AJ - Last year I kept a mother yeast, which had never seen a grain or spot of commercial yeast, only flour and water, going for more than 6 months. It was really well worth the effort. I am starting one again. The previous one was given to a friend when I went on holiday and she allowed it to collapse. It is normally a wonderful gift for bread-baking-friends - and if you have to abandon it for a while, you just pick up some from a friend who received it from you! Sounds complicated? But isn't at all. It becomes a circle of friendship - and the flavor increases all the time.

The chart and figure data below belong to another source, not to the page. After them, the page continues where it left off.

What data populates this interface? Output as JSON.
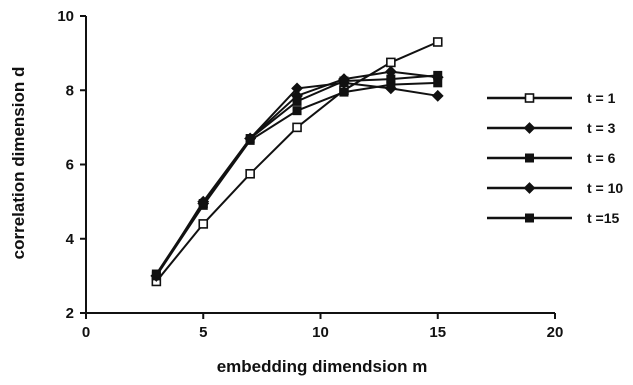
{
  "chart_data": {
    "type": "line",
    "title": "",
    "xlabel": "embedding dimendsion m",
    "ylabel": "correlation dimension d",
    "xlim": [
      0,
      20
    ],
    "ylim": [
      2,
      10
    ],
    "xticks": [
      0,
      5,
      10,
      15,
      20
    ],
    "yticks": [
      2,
      4,
      6,
      8,
      10
    ],
    "grid": false,
    "legend_position": "right",
    "x": [
      3,
      5,
      7,
      9,
      11,
      13,
      15
    ],
    "series": [
      {
        "name": "t = 1",
        "marker": "open-square",
        "values": [
          2.85,
          4.4,
          5.75,
          7.0,
          8.0,
          8.75,
          9.3
        ]
      },
      {
        "name": "t = 3",
        "marker": "filled-diamond",
        "values": [
          3.0,
          4.95,
          6.7,
          8.05,
          8.2,
          8.05,
          7.85
        ]
      },
      {
        "name": "t = 6",
        "marker": "filled-square",
        "values": [
          3.0,
          4.9,
          6.65,
          7.45,
          7.95,
          8.15,
          8.2
        ]
      },
      {
        "name": "t = 10",
        "marker": "filled-diamond",
        "values": [
          3.0,
          5.0,
          6.7,
          7.85,
          8.3,
          8.5,
          8.35
        ]
      },
      {
        "name": "t =15",
        "marker": "filled-square",
        "values": [
          3.05,
          4.95,
          6.7,
          7.7,
          8.25,
          8.3,
          8.4
        ]
      }
    ]
  }
}
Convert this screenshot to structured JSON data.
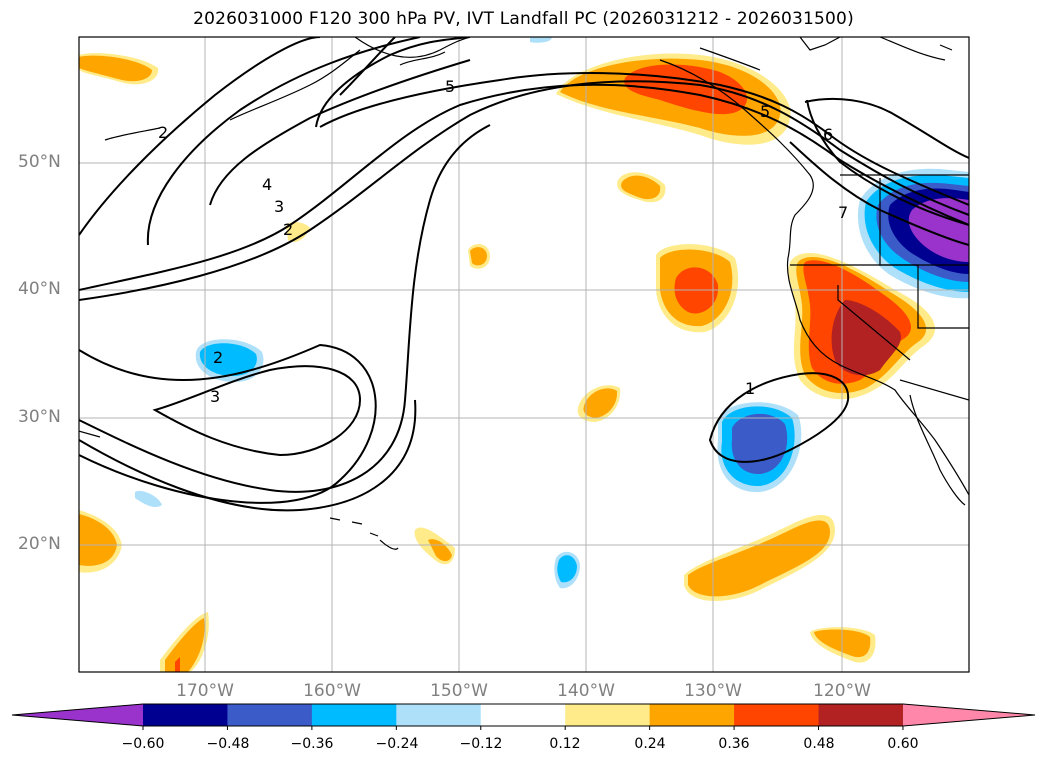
{
  "title": "2026031000 F120 300 hPa PV, IVT Landfall PC (2026031212 - 2026031500)",
  "lat_labels": [
    "50°N",
    "40°N",
    "30°N",
    "20°N"
  ],
  "lon_labels": [
    "170°W",
    "160°W",
    "150°W",
    "140°W",
    "130°W",
    "120°W"
  ],
  "colorbar": {
    "ticks": [
      "−0.60",
      "−0.48",
      "−0.36",
      "−0.24",
      "−0.12",
      "0.12",
      "0.24",
      "0.36",
      "0.48",
      "0.60"
    ],
    "colors": [
      "#9933cc",
      "#000090",
      "#3a5bc8",
      "#00bbff",
      "#aee0fa",
      "#ffffff",
      "#ffeb8a",
      "#ffa500",
      "#ff4500",
      "#b22222",
      "#ff88aa"
    ]
  },
  "pv_contour_labels": [
    "2",
    "2",
    "3",
    "4",
    "5",
    "5",
    "6",
    "7",
    "2",
    "3",
    "1"
  ],
  "colors": {
    "axis_label": "#808080",
    "grid": "#b4b4b4",
    "coast": "#000000"
  }
}
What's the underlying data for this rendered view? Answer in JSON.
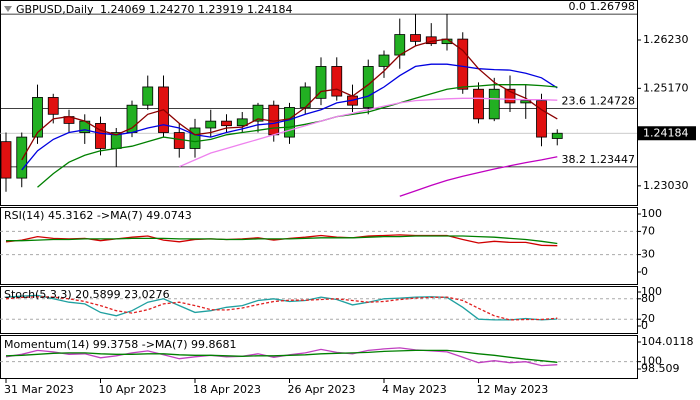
{
  "chart_data": [
    {
      "type": "candlestick",
      "title": "GBPUSD,Daily",
      "ohlc_text": "1.24069 1.24270 1.23919 1.24184",
      "categories": [
        "31 Mar 2023",
        null,
        null,
        null,
        null,
        null,
        "10 Apr 2023",
        null,
        null,
        null,
        null,
        null,
        "18 Apr 2023",
        null,
        null,
        null,
        null,
        null,
        "26 Apr 2023",
        null,
        null,
        null,
        null,
        null,
        "4 May 2023",
        null,
        null,
        null,
        null,
        null,
        "12 May 2023",
        null,
        null,
        null,
        null,
        null
      ],
      "open": [
        1.24,
        1.232,
        1.241,
        1.2497,
        1.2455,
        1.242,
        1.244,
        1.2385,
        1.242,
        1.248,
        1.252,
        1.242,
        1.2385,
        1.243,
        1.2445,
        1.2435,
        1.2445,
        1.248,
        1.241,
        1.2475,
        1.2495,
        1.2565,
        1.25,
        1.2475,
        1.2565,
        1.259,
        1.2635,
        1.263,
        1.2615,
        1.2625,
        1.2515,
        1.245,
        1.2515,
        1.2485,
        1.249,
        1.24069
      ],
      "high": [
        1.242,
        1.242,
        1.2525,
        1.2505,
        1.247,
        1.246,
        1.2455,
        1.243,
        1.249,
        1.2545,
        1.2545,
        1.244,
        1.245,
        1.247,
        1.246,
        1.2465,
        1.2485,
        1.249,
        1.2485,
        1.253,
        1.2585,
        1.2585,
        1.2525,
        1.258,
        1.26,
        1.267,
        1.268,
        1.266,
        1.268,
        1.264,
        1.253,
        1.254,
        1.2545,
        1.2525,
        1.2505,
        1.2427
      ],
      "low": [
        1.229,
        1.23,
        1.2395,
        1.244,
        1.242,
        1.2395,
        1.237,
        1.2345,
        1.241,
        1.247,
        1.241,
        1.2365,
        1.2365,
        1.241,
        1.242,
        1.242,
        1.242,
        1.24,
        1.2395,
        1.246,
        1.248,
        1.249,
        1.2465,
        1.246,
        1.254,
        1.256,
        1.261,
        1.261,
        1.26,
        1.2505,
        1.244,
        1.2445,
        1.2465,
        1.245,
        1.239,
        1.23919
      ],
      "close": [
        1.232,
        1.241,
        1.2497,
        1.246,
        1.244,
        1.2445,
        1.2385,
        1.242,
        1.248,
        1.252,
        1.242,
        1.2385,
        1.243,
        1.2445,
        1.2435,
        1.245,
        1.248,
        1.2415,
        1.2475,
        1.252,
        1.2565,
        1.25,
        1.248,
        1.2565,
        1.259,
        1.2635,
        1.262,
        1.2615,
        1.2625,
        1.2515,
        1.245,
        1.2515,
        1.2485,
        1.249,
        1.241,
        1.24184
      ],
      "up_color": "#22b022",
      "down_color": "#e01010",
      "series": [
        {
          "color": "#0000e0",
          "values": [
            null,
            1.2338,
            1.238,
            1.2405,
            1.242,
            1.2426,
            1.2418,
            1.2415,
            1.242,
            1.243,
            1.2437,
            1.243,
            1.2415,
            1.241,
            1.242,
            1.2428,
            1.2437,
            1.244,
            1.2448,
            1.246,
            1.247,
            1.2485,
            1.2491,
            1.25,
            1.252,
            1.2545,
            1.2565,
            1.257,
            1.257,
            1.2565,
            1.256,
            1.2558,
            1.2557,
            1.255,
            1.254,
            1.2518
          ]
        },
        {
          "color": "#8b0000",
          "values": [
            null,
            1.236,
            1.242,
            1.245,
            1.2455,
            1.2445,
            1.2425,
            1.2415,
            1.243,
            1.246,
            1.247,
            1.244,
            1.2415,
            1.242,
            1.243,
            1.2432,
            1.245,
            1.2445,
            1.245,
            1.2475,
            1.251,
            1.2515,
            1.25,
            1.2525,
            1.2555,
            1.259,
            1.261,
            1.262,
            1.2625,
            1.26,
            1.256,
            1.253,
            1.251,
            1.2495,
            1.247,
            1.245
          ]
        },
        {
          "color": "#008000",
          "values": [
            null,
            null,
            1.23,
            1.233,
            1.2355,
            1.237,
            1.238,
            1.2385,
            1.239,
            1.24,
            1.241,
            1.2405,
            1.24,
            1.2405,
            1.2415,
            1.242,
            1.2425,
            1.243,
            1.2432,
            1.2438,
            1.2445,
            1.2455,
            1.246,
            1.2465,
            1.2475,
            1.2485,
            1.2495,
            1.2505,
            1.2515,
            1.252,
            1.2522,
            1.2525,
            1.2525,
            1.2525,
            1.2523,
            1.252
          ]
        },
        {
          "color": "#ee82ee",
          "values": [
            null,
            null,
            null,
            null,
            null,
            null,
            null,
            null,
            null,
            null,
            null,
            1.2345,
            1.236,
            1.2375,
            1.2385,
            1.2395,
            1.2405,
            1.2415,
            1.2425,
            1.2435,
            1.2445,
            1.2455,
            1.2462,
            1.247,
            1.2478,
            1.2485,
            1.249,
            1.2492,
            1.2494,
            1.2495,
            1.2495,
            1.2494,
            1.2493,
            1.2492,
            1.2492,
            1.2491
          ]
        },
        {
          "color": "#c000c0",
          "values": [
            null,
            null,
            null,
            null,
            null,
            null,
            null,
            null,
            null,
            null,
            null,
            null,
            null,
            null,
            null,
            null,
            null,
            null,
            null,
            null,
            null,
            null,
            null,
            null,
            null,
            1.228,
            1.2292,
            1.2304,
            1.2315,
            1.2324,
            1.2332,
            1.234,
            1.2347,
            1.2354,
            1.236,
            1.2367
          ]
        }
      ],
      "levels": [
        {
          "value": 1.26798,
          "label": "0.0 1.26798"
        },
        {
          "value": 1.24728,
          "label": "23.6 1.24728"
        },
        {
          "value": 1.23447,
          "label": "38.2 1.23447"
        }
      ],
      "last_price": 1.24184,
      "ylim": [
        1.2261,
        1.2702
      ],
      "yticks": [
        {
          "value": 1.2623,
          "label": "1.26230"
        },
        {
          "value": 1.2517,
          "label": "1.25170"
        },
        {
          "value": 1.2303,
          "label": "1.23030"
        }
      ]
    },
    {
      "type": "line",
      "title": "RSI(14) 45.3162 ->MA(7) 49.0743",
      "series": [
        {
          "color": "#d00000",
          "values": [
            52,
            55,
            61,
            58,
            57,
            58,
            54,
            57,
            60,
            62,
            55,
            52,
            56,
            57,
            56,
            57,
            59,
            55,
            58,
            60,
            63,
            60,
            59,
            62,
            63,
            64,
            63,
            63,
            63,
            56,
            50,
            53,
            51,
            51,
            46,
            45.3162
          ]
        },
        {
          "color": "#008000",
          "values": [
            54,
            54,
            55,
            56,
            56,
            57,
            57,
            57,
            58,
            58,
            58,
            57,
            57,
            57,
            56,
            56,
            57,
            57,
            57,
            58,
            59,
            59,
            59,
            60,
            61,
            61,
            62,
            62,
            62,
            62,
            61,
            60,
            58,
            56,
            53,
            49.0743
          ]
        }
      ],
      "levels": [
        70,
        30
      ],
      "ylim": [
        0,
        100
      ],
      "yticks": [
        100,
        70,
        30,
        0
      ]
    },
    {
      "type": "line",
      "title": "Stoch(5,3,3) 20.5899 23.0276",
      "series": [
        {
          "color": "#20a0a0",
          "values": [
            85,
            88,
            90,
            80,
            70,
            65,
            40,
            30,
            45,
            70,
            80,
            60,
            40,
            45,
            55,
            60,
            75,
            80,
            72,
            75,
            85,
            78,
            62,
            70,
            80,
            82,
            85,
            86,
            84,
            55,
            20,
            18,
            18,
            22,
            18,
            20.5899
          ]
        },
        {
          "color": "#e02020",
          "dashed": true,
          "values": [
            80,
            84,
            86,
            85,
            80,
            72,
            60,
            45,
            38,
            48,
            65,
            70,
            60,
            48,
            47,
            53,
            63,
            72,
            76,
            76,
            78,
            80,
            75,
            70,
            72,
            78,
            82,
            84,
            85,
            75,
            52,
            30,
            18,
            19,
            19,
            23.0276
          ]
        }
      ],
      "levels": [
        80,
        20
      ],
      "ylim": [
        0,
        100
      ],
      "yticks": [
        100,
        80,
        20,
        0
      ]
    },
    {
      "type": "line",
      "title": "Momentum(14) 99.3758 ->MA(7) 99.8681",
      "series": [
        {
          "color": "#c040c0",
          "values": [
            101.0,
            101.5,
            102.3,
            102.0,
            101.5,
            101.6,
            100.8,
            101.2,
            101.8,
            102.2,
            101.4,
            100.6,
            101.0,
            101.3,
            101.0,
            101.1,
            101.6,
            100.9,
            101.4,
            101.8,
            102.5,
            101.9,
            101.6,
            102.3,
            102.6,
            102.8,
            102.4,
            102.2,
            102.0,
            100.9,
            99.8,
            100.2,
            99.8,
            100.0,
            99.2,
            99.3758
          ]
        },
        {
          "color": "#008000",
          "values": [
            101.2,
            101.3,
            101.5,
            101.7,
            101.8,
            101.8,
            101.6,
            101.5,
            101.5,
            101.6,
            101.6,
            101.4,
            101.3,
            101.3,
            101.2,
            101.1,
            101.2,
            101.2,
            101.3,
            101.4,
            101.6,
            101.7,
            101.8,
            101.9,
            102.1,
            102.2,
            102.3,
            102.3,
            102.3,
            102.0,
            101.6,
            101.3,
            100.9,
            100.5,
            100.2,
            99.8681
          ]
        }
      ],
      "levels": [
        100
      ],
      "ylim": [
        98.509,
        104.0118
      ],
      "yticks": [
        104.0118,
        100,
        98.509
      ]
    }
  ]
}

Oldcoot - your loaf fills me with envy!! Congrats, you really do us proud!!!
Maws


----------



## ChrisF (Feb 14, 2004)

http://waltonfeed.com/old/yeast.html

Found this site while surfing, 8)  very interesting.


----------



## northernMIcook (Feb 20, 2004)

Oldcoot: If you bake alot of bread you might want to check out Gordon Food Service (if they have one near you). They carry a double package of vacumn packed yeast. It cost about 3 or 4 dollars and each package has about 1 1/2-2 cups of yeast. I buy it and one package will last me about 6 months. I keep it in the fridge in an air tight glass jar with a rubber seal. I havent had a problem with it going bad and I have been buying it this way for about 2 years. Might want to check it out....sure is alot cheaper. I use about 1 1/2 teaspoons per regular loaf.


----------